[aarch64] Add Neoverse N2 tuning structs
Andre Vieira (lists)
andre.simoesdiasvieira@arm.com
Wed Mar 16 14:46:14 GMT 2022
Hi,
This patch adds tuning structures for Neoverse N2.
2022-03-16 Tamar Christina <tamar.christina@arm.com>
Andre Vieira <andre.simoesdiasvieira@arm.com>
* config/aarch64/aarch64.cc (neoversen2_addrcost_table,
neoversen2_regmove_cost,
neoversen2_advsimd_vector_cost, neoversen2_sve_vector_cost,
neoversen2_scalar_issue_info,
neoversen2_advsimd_issue_info, neoversen2_sve_issue_info,
neoversen2_vec_issue_info,
neoversen2_tunings): New structs.
(neoversen2_tunings): Use new structs and update tuning flags.

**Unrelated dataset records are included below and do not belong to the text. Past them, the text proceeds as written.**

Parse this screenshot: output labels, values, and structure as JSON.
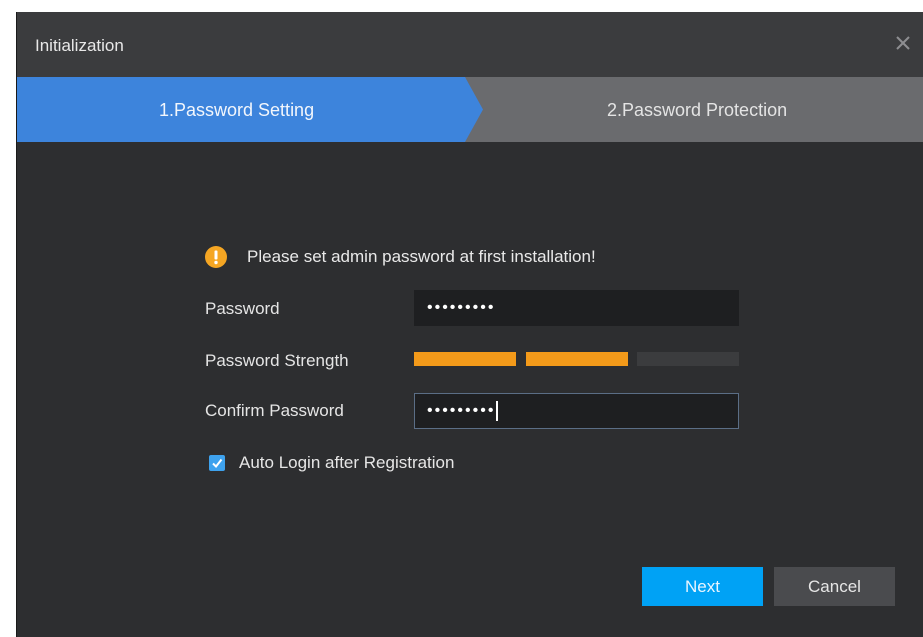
{
  "window": {
    "title": "Initialization"
  },
  "steps": [
    {
      "label": "1.Password Setting",
      "active": true
    },
    {
      "label": "2.Password Protection",
      "active": false
    }
  ],
  "form": {
    "warning": "Please set admin password at first installation!",
    "password_label": "Password",
    "password_value": "•••••••••",
    "strength_label": "Password Strength",
    "strength_level": "2 of 3",
    "confirm_label": "Confirm Password",
    "confirm_value": "•••••••••",
    "auto_login_label": "Auto Login after Registration",
    "auto_login_checked": true
  },
  "buttons": {
    "next": "Next",
    "cancel": "Cancel"
  },
  "colors": {
    "active_step": "#3d84dc",
    "inactive_step": "#6a6b6e",
    "strength_on": "#f39a1a",
    "warning_icon": "#f5a623",
    "primary_button": "#00a2f5"
  },
  "icons": {
    "close": "close-icon",
    "warning": "warning-icon",
    "checkbox": "check-icon"
  }
}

(aarch64_vec_op_count::rename_cycles_per_iter): Enable for
neoversen2 tuning.
-------------- next part --------------
diff --git a/gcc/config/aarch64/aarch64.cc b/gcc/config/aarch64/aarch64.cc
index d504fe7607b66a9c9ed9b183a2d3c03d34fb0f80..e0bb447beb9eae74551d863505eb265737d36334 100644
--- a/gcc/config/aarch64/aarch64.cc
+++ b/gcc/config/aarch64/aarch64.cc
@@ -519,6 +519,24 @@ static const struct cpu_addrcost_table neoversev1_addrcost_table =
0 /* imm_offset */
};
+static const struct cpu_addrcost_table neoversen2_addrcost_table =
+{
+ {
+ 1, /* hi */
+ 0, /* si */
+ 0, /* di */
+ 1, /* ti */
+ },
+ 0, /* pre_modify */
+ 0, /* post_modify */
+ 2, /* post_modify_ld3_st3 */
+ 2, /* post_modify_ld4_st4 */
+ 0, /* register_offset */
+ 0, /* register_sextend */
+ 0, /* register_zextend */
+ 0 /* imm_offset */
+};
+
static const struct cpu_regmove_cost generic_regmove_cost =
{
1, /* GP2GP */
@@ -624,6 +642,16 @@ static const struct cpu_regmove_cost a64fx_regmove_cost =
2 /* FP2FP */
};
+static const struct cpu_regmove_cost neoversen2_regmove_cost =
+{
+ 1, /* GP2GP */
+ /* Spilling to int<->fp instead of memory is recommended so set
+ realistic costs compared to memmv_cost. */
+ 3, /* GP2FP */
+ 2, /* FP2GP */
+ 2 /* FP2FP */
+};
+
/* Generic costs for Advanced SIMD vector operations. */
static const advsimd_vec_cost generic_advsimd_vector_cost =
{
@@ -2174,12 +2202,166 @@ static const struct tune_params neoverse512tvb_tunings =
&generic_prefetch_tune
};
+static const advsimd_vec_cost neoversen2_advsimd_vector_cost =
+{
+ 2, /* int_stmt_cost */
+ 2, /* fp_stmt_cost */
+ 2, /* ld2_st2_permute_cost */
+ 2, /* ld3_st3_permute_cost */
+ 3, /* ld4_st4_permute_cost */
+ 3, /* permute_cost */
+ 4, /* reduc_i8_cost */
+ 4, /* reduc_i16_cost */
+ 2, /* reduc_i32_cost */
+ 2, /* reduc_i64_cost */
+ 6, /* reduc_f16_cost */
+ 4, /* reduc_f32_cost */
+ 2, /* reduc_f64_cost */
+ 2, /* store_elt_extra_cost */
+ /* This value is just inherited from the Cortex-A57 table. */
+ 8, /* vec_to_scalar_cost */
+ /* This depends very much on what the scalar value is and
+ where it comes from. E.g. some constants take two dependent
+ instructions or a load, while others might be moved from a GPR.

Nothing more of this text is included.